Deep Learning in Science

Deep Learning in Science PDF Author: Pierre Baldi
Publisher: Cambridge University Press
ISBN: 1108845355
Category : Computers
Languages : en
Pages : 387

Get Book Here

Book Description
Rigorous treatment of the theory of deep learning from first principles, with applications to beautiful problems in the natural sciences.

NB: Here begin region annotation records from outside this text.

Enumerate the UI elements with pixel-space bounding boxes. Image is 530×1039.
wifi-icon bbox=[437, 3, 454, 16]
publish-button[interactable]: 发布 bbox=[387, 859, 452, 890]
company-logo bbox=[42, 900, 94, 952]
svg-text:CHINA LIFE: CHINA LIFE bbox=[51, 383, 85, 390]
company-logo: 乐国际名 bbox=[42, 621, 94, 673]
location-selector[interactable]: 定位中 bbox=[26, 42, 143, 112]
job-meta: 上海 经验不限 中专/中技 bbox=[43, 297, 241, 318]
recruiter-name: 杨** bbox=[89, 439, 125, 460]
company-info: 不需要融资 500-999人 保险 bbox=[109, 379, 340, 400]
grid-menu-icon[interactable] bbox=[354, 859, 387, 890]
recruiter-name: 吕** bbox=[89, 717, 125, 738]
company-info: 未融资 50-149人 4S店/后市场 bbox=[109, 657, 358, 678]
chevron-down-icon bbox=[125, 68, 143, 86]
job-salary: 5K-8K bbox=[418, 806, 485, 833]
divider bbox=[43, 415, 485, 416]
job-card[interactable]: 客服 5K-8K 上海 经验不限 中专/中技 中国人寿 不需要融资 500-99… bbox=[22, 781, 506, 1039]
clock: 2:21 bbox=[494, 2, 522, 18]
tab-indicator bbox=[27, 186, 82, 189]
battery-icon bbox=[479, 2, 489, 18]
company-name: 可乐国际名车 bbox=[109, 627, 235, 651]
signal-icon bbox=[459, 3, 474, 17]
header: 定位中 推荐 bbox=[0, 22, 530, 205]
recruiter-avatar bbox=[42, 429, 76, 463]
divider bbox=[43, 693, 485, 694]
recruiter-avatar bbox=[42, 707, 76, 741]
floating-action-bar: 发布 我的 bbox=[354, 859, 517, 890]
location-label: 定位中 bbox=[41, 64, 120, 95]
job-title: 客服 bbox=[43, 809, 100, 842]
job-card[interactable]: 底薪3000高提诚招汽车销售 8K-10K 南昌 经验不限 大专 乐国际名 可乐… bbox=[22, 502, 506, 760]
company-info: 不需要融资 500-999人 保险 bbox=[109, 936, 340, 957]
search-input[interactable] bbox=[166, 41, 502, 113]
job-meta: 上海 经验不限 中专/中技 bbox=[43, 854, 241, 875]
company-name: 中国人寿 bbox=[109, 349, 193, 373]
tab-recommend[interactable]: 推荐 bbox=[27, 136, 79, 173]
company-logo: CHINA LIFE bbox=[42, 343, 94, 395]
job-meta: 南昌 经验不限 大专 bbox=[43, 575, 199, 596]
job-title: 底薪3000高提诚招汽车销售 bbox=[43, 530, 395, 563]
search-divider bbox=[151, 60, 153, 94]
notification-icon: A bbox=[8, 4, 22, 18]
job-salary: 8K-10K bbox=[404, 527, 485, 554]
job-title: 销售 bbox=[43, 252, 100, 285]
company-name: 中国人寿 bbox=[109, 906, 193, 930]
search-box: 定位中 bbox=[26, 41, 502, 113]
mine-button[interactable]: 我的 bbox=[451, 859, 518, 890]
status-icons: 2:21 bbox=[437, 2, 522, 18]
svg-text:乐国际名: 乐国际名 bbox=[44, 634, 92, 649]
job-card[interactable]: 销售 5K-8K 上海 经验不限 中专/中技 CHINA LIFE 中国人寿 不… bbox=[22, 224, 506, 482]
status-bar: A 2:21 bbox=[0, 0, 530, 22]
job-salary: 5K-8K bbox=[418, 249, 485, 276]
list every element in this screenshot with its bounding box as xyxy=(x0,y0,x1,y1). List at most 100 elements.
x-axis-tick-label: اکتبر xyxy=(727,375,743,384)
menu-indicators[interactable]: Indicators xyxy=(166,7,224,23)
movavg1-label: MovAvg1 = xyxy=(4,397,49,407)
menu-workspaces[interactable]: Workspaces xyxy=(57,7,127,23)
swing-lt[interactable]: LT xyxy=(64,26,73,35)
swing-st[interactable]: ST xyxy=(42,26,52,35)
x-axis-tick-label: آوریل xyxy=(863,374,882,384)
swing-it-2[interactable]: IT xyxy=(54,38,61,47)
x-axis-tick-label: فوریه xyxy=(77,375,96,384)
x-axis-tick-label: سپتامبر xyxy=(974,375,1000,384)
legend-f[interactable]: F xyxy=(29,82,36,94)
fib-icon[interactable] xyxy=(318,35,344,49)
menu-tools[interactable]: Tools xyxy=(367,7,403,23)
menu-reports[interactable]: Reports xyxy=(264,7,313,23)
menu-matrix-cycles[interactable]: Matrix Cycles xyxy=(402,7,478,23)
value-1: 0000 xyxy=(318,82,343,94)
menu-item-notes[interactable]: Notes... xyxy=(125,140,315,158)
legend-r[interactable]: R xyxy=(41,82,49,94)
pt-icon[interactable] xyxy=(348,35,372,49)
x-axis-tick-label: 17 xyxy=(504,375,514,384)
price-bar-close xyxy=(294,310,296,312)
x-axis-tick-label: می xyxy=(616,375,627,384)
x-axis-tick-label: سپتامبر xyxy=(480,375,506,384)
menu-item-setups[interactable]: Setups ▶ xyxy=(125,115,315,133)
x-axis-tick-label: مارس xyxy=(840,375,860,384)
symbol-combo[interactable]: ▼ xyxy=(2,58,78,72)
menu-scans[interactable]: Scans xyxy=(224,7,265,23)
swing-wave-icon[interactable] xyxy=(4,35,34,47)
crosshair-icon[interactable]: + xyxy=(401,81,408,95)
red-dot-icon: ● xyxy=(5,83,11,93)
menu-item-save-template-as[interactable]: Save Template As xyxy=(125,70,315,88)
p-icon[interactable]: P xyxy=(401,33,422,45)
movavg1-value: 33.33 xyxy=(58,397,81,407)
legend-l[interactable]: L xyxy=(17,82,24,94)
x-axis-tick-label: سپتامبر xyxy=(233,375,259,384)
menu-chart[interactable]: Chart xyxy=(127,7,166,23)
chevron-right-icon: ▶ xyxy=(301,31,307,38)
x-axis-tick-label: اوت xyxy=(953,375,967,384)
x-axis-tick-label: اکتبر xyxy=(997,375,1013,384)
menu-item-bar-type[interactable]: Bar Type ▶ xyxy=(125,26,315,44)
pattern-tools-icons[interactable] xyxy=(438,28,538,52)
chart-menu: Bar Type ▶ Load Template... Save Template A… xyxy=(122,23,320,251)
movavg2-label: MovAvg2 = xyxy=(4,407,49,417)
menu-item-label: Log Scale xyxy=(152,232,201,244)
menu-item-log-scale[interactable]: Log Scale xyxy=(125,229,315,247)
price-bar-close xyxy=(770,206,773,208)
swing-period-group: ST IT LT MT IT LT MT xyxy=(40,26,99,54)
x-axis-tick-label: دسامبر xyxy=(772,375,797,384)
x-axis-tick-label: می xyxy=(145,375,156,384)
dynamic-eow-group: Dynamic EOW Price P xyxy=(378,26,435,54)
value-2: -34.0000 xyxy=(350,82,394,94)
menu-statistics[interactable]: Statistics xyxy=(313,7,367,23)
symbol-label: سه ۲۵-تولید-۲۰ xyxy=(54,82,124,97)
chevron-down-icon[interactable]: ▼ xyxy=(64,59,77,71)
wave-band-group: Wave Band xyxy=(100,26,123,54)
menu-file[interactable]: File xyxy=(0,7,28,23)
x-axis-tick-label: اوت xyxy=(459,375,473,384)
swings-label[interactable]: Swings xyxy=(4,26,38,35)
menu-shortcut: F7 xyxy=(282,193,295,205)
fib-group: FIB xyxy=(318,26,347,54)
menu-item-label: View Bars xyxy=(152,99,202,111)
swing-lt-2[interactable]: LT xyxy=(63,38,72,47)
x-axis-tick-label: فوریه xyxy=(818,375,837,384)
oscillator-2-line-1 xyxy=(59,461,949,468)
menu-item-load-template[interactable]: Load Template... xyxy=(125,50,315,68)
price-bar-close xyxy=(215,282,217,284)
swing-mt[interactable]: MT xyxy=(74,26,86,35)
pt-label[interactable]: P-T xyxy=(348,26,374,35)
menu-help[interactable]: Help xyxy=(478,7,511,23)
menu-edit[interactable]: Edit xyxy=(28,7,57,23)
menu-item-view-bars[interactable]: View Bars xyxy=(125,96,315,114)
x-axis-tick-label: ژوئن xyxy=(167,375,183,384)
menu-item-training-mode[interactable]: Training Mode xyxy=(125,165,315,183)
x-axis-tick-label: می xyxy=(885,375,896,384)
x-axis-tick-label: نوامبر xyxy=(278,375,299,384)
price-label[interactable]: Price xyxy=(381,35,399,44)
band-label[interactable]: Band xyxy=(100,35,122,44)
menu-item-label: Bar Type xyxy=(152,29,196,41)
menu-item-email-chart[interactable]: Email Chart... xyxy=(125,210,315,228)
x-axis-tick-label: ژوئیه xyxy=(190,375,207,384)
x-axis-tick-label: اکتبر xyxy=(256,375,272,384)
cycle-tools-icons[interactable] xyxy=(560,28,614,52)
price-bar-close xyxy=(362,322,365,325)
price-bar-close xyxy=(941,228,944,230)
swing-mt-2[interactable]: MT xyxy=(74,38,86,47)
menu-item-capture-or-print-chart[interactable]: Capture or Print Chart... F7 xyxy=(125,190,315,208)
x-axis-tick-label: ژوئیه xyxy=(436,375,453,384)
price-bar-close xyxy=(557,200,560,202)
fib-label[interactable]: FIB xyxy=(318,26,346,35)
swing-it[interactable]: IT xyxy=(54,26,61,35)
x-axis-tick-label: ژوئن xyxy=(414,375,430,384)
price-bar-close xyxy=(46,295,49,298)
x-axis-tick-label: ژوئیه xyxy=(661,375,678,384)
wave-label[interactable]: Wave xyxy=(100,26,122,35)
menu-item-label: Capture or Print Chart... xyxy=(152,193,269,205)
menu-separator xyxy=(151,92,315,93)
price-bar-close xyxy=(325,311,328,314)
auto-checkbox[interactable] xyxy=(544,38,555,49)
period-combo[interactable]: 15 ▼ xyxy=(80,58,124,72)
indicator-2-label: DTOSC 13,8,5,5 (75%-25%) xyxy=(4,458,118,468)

Current Trends and Open Problems in Computational Mechanics

Current Trends and Open Problems in Computational Mechanics PDF Author: Fadi Aldakheel
Publisher: Springer Nature
ISBN: 3030873129
Category : Science
Languages : en
Pages : 587

Get Book Here

Book Description
This Festschrift is dedicated to Professor Dr.-Ing. habil. Peter Wriggers on the occasion of his 70th birthday. Thanks to his high dedication to research, over the years Peter Wriggers has built an international network with renowned experts in the field of computational mechanics. This is proven by the large number of contributions from friends and collaborators as well as former PhD students from all over the world. The diversity of Peter Wriggers network is mirrored by the range of topics that are covered by this book. To name only a few, these include contact mechanics, finite & virtual element technologies, micromechanics, multiscale approaches, fracture mechanics, isogeometric analysis, stochastic methods, meshfree and particle methods. Applications of numerical simulation to specific problems, e.g. Biomechanics and Additive Manufacturing is also covered. The volume intends to present an overview of the state of the art and current trends in computational mechanics for academia and industry.